Inclusive neutron production by 337 MeV/nucleon neon ions on carbon, aluminum, copper, and uranium

Abstract

We measured inclusive double-differential cross sections at angles of 30, 45, 60, and 90 deg for the production of neutrons above about 12 MeV from 337 MeV/nucleon neon ions bombarding targets of C, Al, Cu, and U. Three different energy regions can be distinguished in the neutron spectra: (1) a low-energy "evaporation" region, (2) a high-energy exponential tail reflecting the internal momentum distribution of the nucleons, and (3) an intermediate energy region reflecting quasifree and preequilibrium processes. The intermediate-energy region becomes less pronounced with increasing angle and is almost nonexistent at 90 deg. This behavior is consistent with the interpretation that the intermediate-energy region consists mainly of scattering processes with a few direct collisions.

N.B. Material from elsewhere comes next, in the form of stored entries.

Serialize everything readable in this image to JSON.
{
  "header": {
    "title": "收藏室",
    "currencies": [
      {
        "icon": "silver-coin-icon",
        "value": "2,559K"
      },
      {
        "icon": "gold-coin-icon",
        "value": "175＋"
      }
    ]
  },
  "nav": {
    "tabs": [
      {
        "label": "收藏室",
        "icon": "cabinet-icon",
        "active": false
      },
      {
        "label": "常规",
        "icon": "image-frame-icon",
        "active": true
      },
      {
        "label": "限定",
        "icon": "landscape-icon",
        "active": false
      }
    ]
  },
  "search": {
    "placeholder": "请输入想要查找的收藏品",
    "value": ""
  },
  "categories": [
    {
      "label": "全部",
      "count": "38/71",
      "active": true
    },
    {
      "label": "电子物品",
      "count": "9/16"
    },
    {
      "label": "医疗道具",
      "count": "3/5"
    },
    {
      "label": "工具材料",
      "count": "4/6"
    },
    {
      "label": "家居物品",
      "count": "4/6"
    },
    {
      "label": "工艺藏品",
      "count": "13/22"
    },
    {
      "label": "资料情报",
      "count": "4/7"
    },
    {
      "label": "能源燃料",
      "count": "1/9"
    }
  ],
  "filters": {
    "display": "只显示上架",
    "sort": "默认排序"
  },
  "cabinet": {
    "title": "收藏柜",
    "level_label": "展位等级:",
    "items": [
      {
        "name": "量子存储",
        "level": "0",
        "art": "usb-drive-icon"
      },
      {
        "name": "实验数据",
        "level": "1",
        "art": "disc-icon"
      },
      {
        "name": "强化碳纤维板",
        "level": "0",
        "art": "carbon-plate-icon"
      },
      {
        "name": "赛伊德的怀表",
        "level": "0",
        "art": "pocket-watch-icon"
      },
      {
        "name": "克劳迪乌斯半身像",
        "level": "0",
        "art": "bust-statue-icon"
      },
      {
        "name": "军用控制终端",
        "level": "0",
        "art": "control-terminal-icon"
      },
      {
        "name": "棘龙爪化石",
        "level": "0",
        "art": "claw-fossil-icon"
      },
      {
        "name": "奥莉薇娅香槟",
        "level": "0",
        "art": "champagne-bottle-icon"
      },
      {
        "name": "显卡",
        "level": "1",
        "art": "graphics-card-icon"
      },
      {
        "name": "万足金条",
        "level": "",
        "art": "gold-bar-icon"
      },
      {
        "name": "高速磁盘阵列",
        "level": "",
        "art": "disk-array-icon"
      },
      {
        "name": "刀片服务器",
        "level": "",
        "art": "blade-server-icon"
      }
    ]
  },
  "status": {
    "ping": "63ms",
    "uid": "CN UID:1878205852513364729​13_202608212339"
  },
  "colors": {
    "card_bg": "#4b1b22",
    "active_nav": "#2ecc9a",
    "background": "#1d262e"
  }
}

The intermediate-energy region is relatively flat at the forward angles and merges into an exponential falloff at wide angles. The 30-deg spectrum from the carbon target shows a broad peak around 150 MeV, which we interpret as a signature of quasifree nucleon-nucleon collisions. Although the neutron detection threshold does not permit us to see the evaporation peaks, we do see evidence of the evaporation tails. The evaporation yields apparent in our spectra increase with the mass number of the target. The neutron spectra differ from proton spectra reported for similar targets at 385 and 393 MeV/nucleon. The neutron-to-proton cross section ratios are fit well by an intranuclear-cascade model calculation, but poorly by a "firestreak" model calculation.